The speed of business growth in the euro zone in May was the fastest in more than three years, according to a survey published on Friday. However there was still need for the ECB to give emergency support to an uncertain economic recovery of the region, said European Central Bank President Christine Lagarde.
The pace of vaccination in the region is currently getting accelerated after a slow beginning which has allowed governments to ease the restrictions imposed to curb the spread of the coronavirus. There has also been a strong resurgence in the now-reopening service industry of the bloc which added to the impetus from a booming manufacturing sector.
Some policy makers are already talking about the ECB to start ending some of its emergency measures and returning back to the more traditional forms of stimulus as the economy of the euro zone is recovering and there is an improvement in confidence.
However a cautious approach has been recommended by other experts arguing that the fledgling recovery is based on large amounts of ECB support and warned that a major drag on the economy of the region already is a recent rise in borrowing costs which reached two-year highs.
"We are committed to preserving favourable financing conditions. It's far too early and it's actually unnecessary to debate longer-term issues," Lagarde said on Friday. "I have repeatedly said that policymakers needed to provide the right bridge across the pandemic, well into the recovery, so we can actually deliver on our mandate."
Added to that is the expectation that support to their respective economies would be continued to be given by euro zone finance ministers. However on Friday they were upbeat about the prospects for the post-pandemic recovery of eth economy.
The IHS Markit's flash Composite Purchasing Managers' Index, which is viewed as a good indicator of economic health, rose to 56.9 in May compared to April's final reading of 53.8 as more businesses started to reopen or had at least adapted to the lockdowns.
That number was the highest since February 2018 and was well over the 50 mark – a number that is considered to separate business growth from contraction and was also more than the economists’ predicted modest rise to 55.1.
"We don't think today's euro area PMI data will cause the ECB to taper the PEPP next month," said George Buckley at Nomura.
Economists are expecting the economic growth of the euro zone to be at about 1.4 per cent for the current quarter.
"May's increase in the euro zone Composite PMI reflects the further lifting of virus restrictions in many parts of the region and suggests that the economic recovery is now underway," said Jessica Hinds at Capital Economics.
The rise in the activity of the services sector was the highest in almost a year in the largest economy of Europe – Germany, driven by easing down of pandemic induced restrictions. However there were production issues in an increasing number of factories because of supply bottlenecks in manufacturing sector. There was also a boom in business activity in France because of the lifting of a lockdown as economists predicted a rebound in the country’s economy because of business activity surging past expectations.
(Source:www.usnews.com)
The pace of vaccination in the region is currently getting accelerated after a slow beginning which has allowed governments to ease the restrictions imposed to curb the spread of the coronavirus. There has also been a strong resurgence in the now-reopening service industry of the bloc which added to the impetus from a booming manufacturing sector.
Some policy makers are already talking about the ECB to start ending some of its emergency measures and returning back to the more traditional forms of stimulus as the economy of the euro zone is recovering and there is an improvement in confidence.
However a cautious approach has been recommended by other experts arguing that the fledgling recovery is based on large amounts of ECB support and warned that a major drag on the economy of the region already is a recent rise in borrowing costs which reached two-year highs.
"We are committed to preserving favourable financing conditions. It's far too early and it's actually unnecessary to debate longer-term issues," Lagarde said on Friday. "I have repeatedly said that policymakers needed to provide the right bridge across the pandemic, well into the recovery, so we can actually deliver on our mandate."
Added to that is the expectation that support to their respective economies would be continued to be given by euro zone finance ministers.

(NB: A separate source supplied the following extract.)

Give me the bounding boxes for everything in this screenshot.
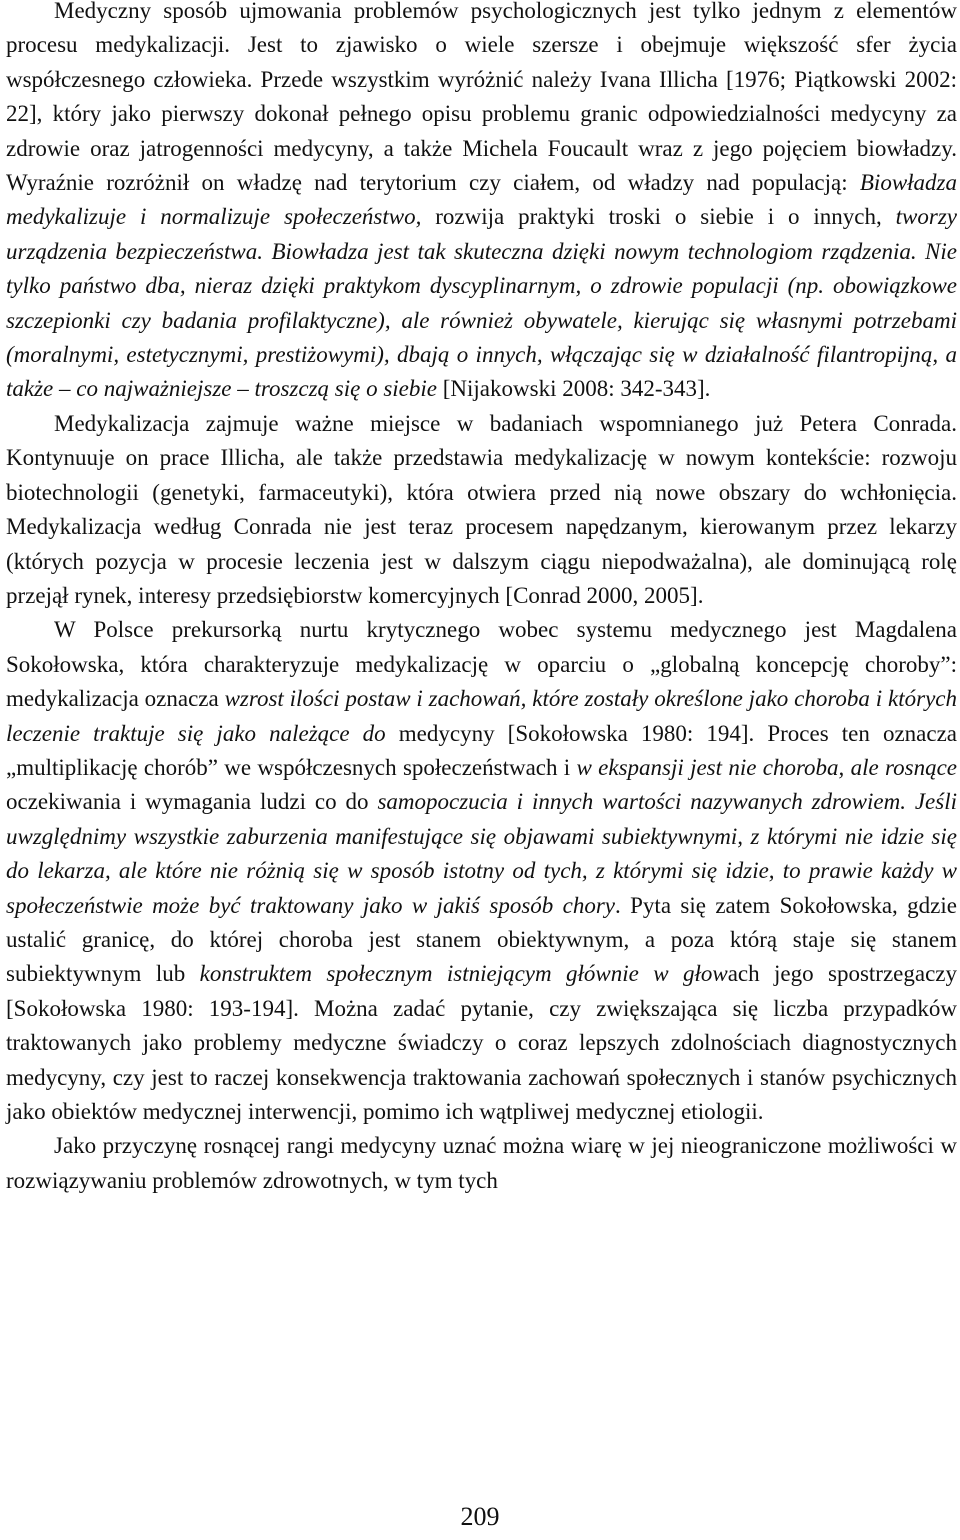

However on Friday they were upbeat about the prospects for the post-pandemic recovery of eth economy.
The IHS Markit's flash Composite Purchasing Managers' Index, which is viewed as a good indicator of economic health, rose to 56.9 in May compared to April's final reading of 53.8 as more businesses started to reopen or had at least adapted to the lockdowns.
That number was the highest since February 2018 and was well over the 50 mark – a number that is considered to separate business growth from contraction and was also more than the economists’ predicted modest rise to 55.1.

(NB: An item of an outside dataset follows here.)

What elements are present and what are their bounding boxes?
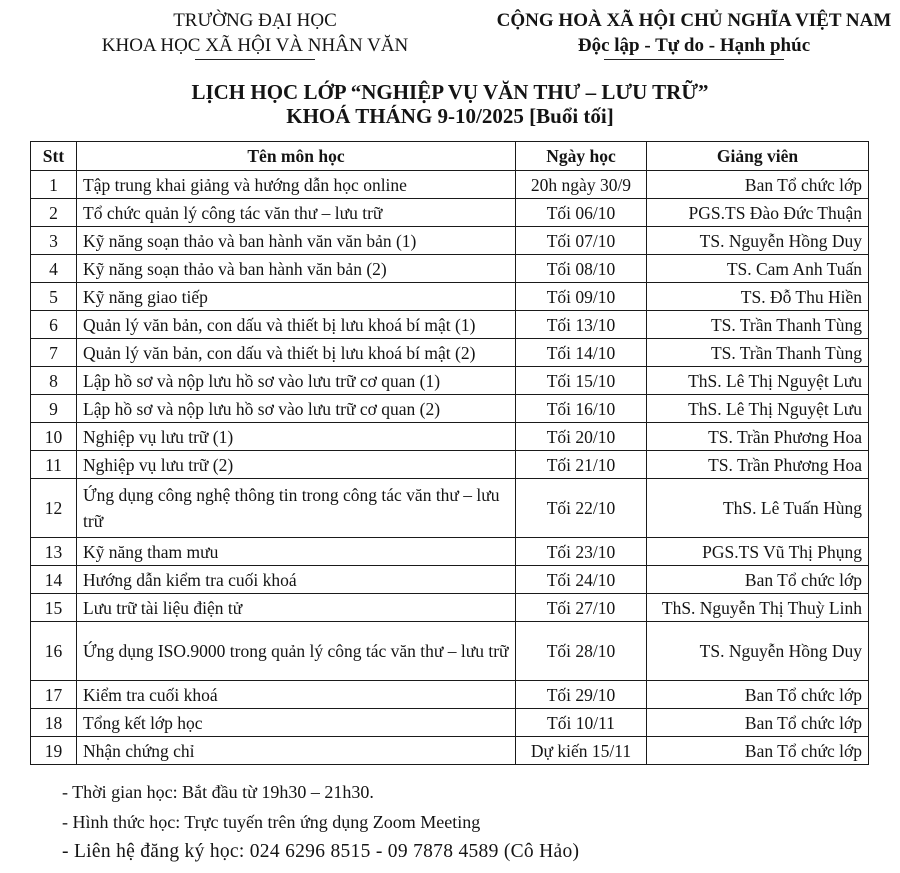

"We don't think today's euro area PMI data will cause the ECB to taper the PEPP next month," said George Buckley at Nomura.
Economists are expecting the economic growth of the euro zone to be at about 1.4 per cent for the current quarter.

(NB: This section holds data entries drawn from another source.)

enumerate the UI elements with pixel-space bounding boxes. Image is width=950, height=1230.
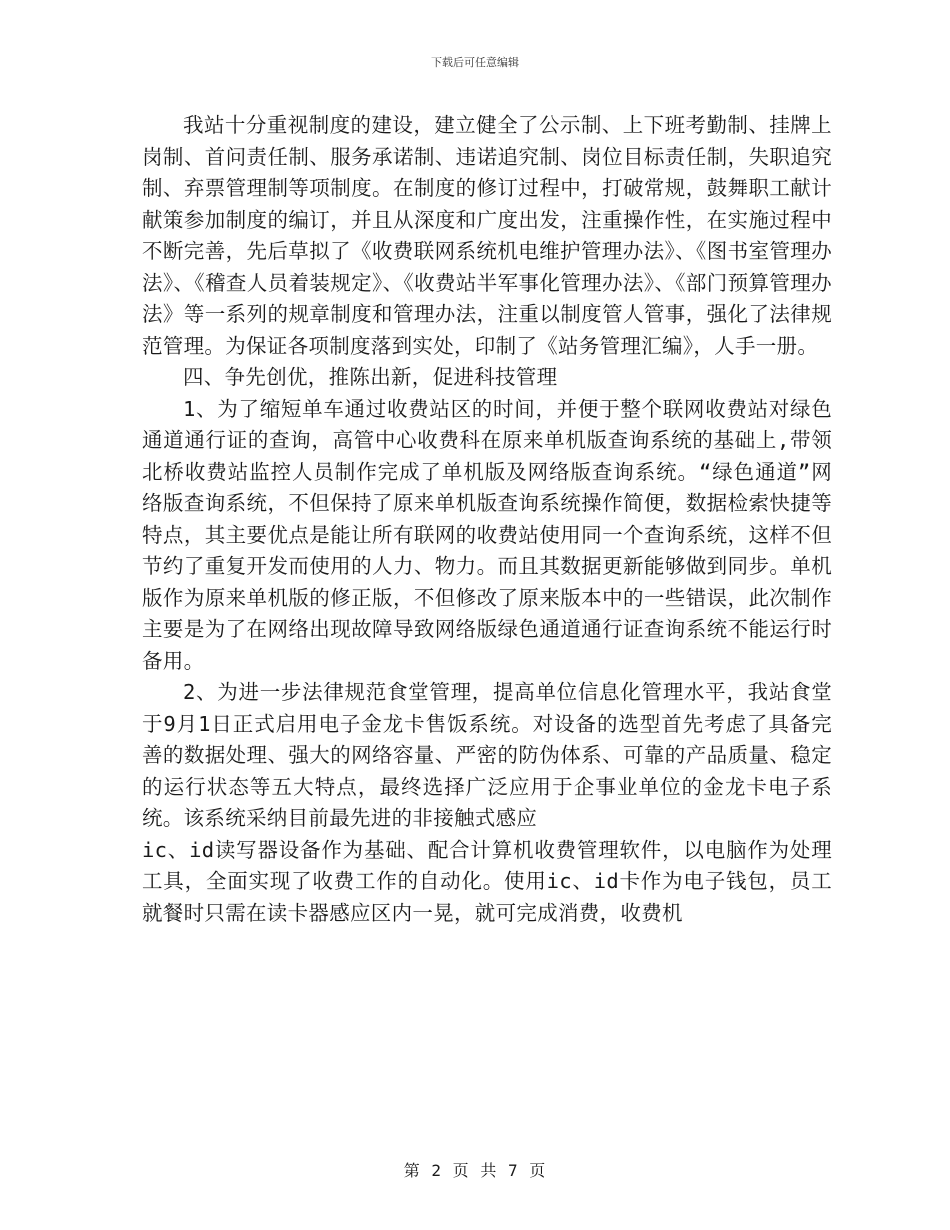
paragraph-institution-building: 我站十分重视制度的建设，建立健全了公示制、上下班考勤制、挂牌上岗制、首问责任制、服务承诺制、违诺追究制、岗位目标责任制，失职追究制、弃票管理制等项制度。在制度的修订过程中，打破常规，鼓舞职工献计献策参加制度的编订，并且从深度和广度出发，注重操作性，在实施过程中不断完善，先后草拟了《收费联网系统机电维护管理办法》、《图书室管理办法》、《稽查人员着装规定》、《收费站半军事化管理办法》、《部门预算管理办法》等一系列的规章制度和管理办法，注重以制度管人管事，强化了法律规范管理。为保证各项制度落到实处，印制了《站务管理汇编》，人手一册。	[142, 113, 832, 358]
paragraph-canteen-card-continued: ic、id读写器设备作为基础、配合计算机收费管理软件，以电脑作为处理工具，全面实现了收费工作的自动化。使用ic、id卡作为电子钱包，员工就餐时只需在读卡器感应区内一晃，就可完成消费，收费机	[142, 837, 832, 925]
paragraph-query-system: 1、为了缩短单车通过收费站区的时间，并便于整个联网收费站对绿色通道通行证的查询，高管中心收费科在原来单机版查询系统的基础上,带领北桥收费站监控人员制作完成了单机版及网络版查询系统。“绿色通道”网络版查询系统，不但保持了原来单机版查询系统操作简便，数据检索快捷等特点，其主要优点是能让所有联网的收费站使用同一个查询系统，这样不但节约了重复开发而使用的人力、物力。而且其数据更新能够做到同步。单机版作为原来单机版的修正版，不但修改了原来版本中的一些错误，此次制作主要是为了在网络出现故障导致网络版绿色通道通行证查询系统不能运行时备用。	[142, 396, 832, 673]
section-heading: 四、争先创优，推陈出新，促进科技管理	[183, 365, 558, 389]
document-body	[142, 110, 832, 929]
page-header: 下载后可任意编辑	[431, 56, 519, 69]
page-number: 第 2 页 共 7 页	[403, 1161, 547, 1180]
paragraph-canteen-card: 2、为进一步法律规范食堂管理，提高单位信息化管理水平，我站食堂于9月1日正式启用电子金龙卡售饭系统。对设备的选型首先考虑了具备完善的数据处理、强大的网络容量、严密的防伪体系、可靠的产品质量、稳定的运行状态等五大特点，最终选择广泛应用于企事业单位的金龙卡电子系统。该系统采纳目前最先进的非接触式感应	[142, 680, 832, 830]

"May's increase in the euro zone Composite PMI reflects the further lifting of virus restrictions in many parts of the region and suggests that the economic recovery is now underway," said Jessica Hinds at Capital Economics.
The rise in the activity of the services sector was the highest in almost a year in the largest economy of Europe – Germany, driven by easing down of pandemic induced restrictions. However there were production issues in an increasing number of factories because of supply bottlenecks in manufacturing sector. There was also a boom in business activity in France because of the lifting of a lockdown as economists predicted a rebound in the country’s economy because of business activity surging past expectations.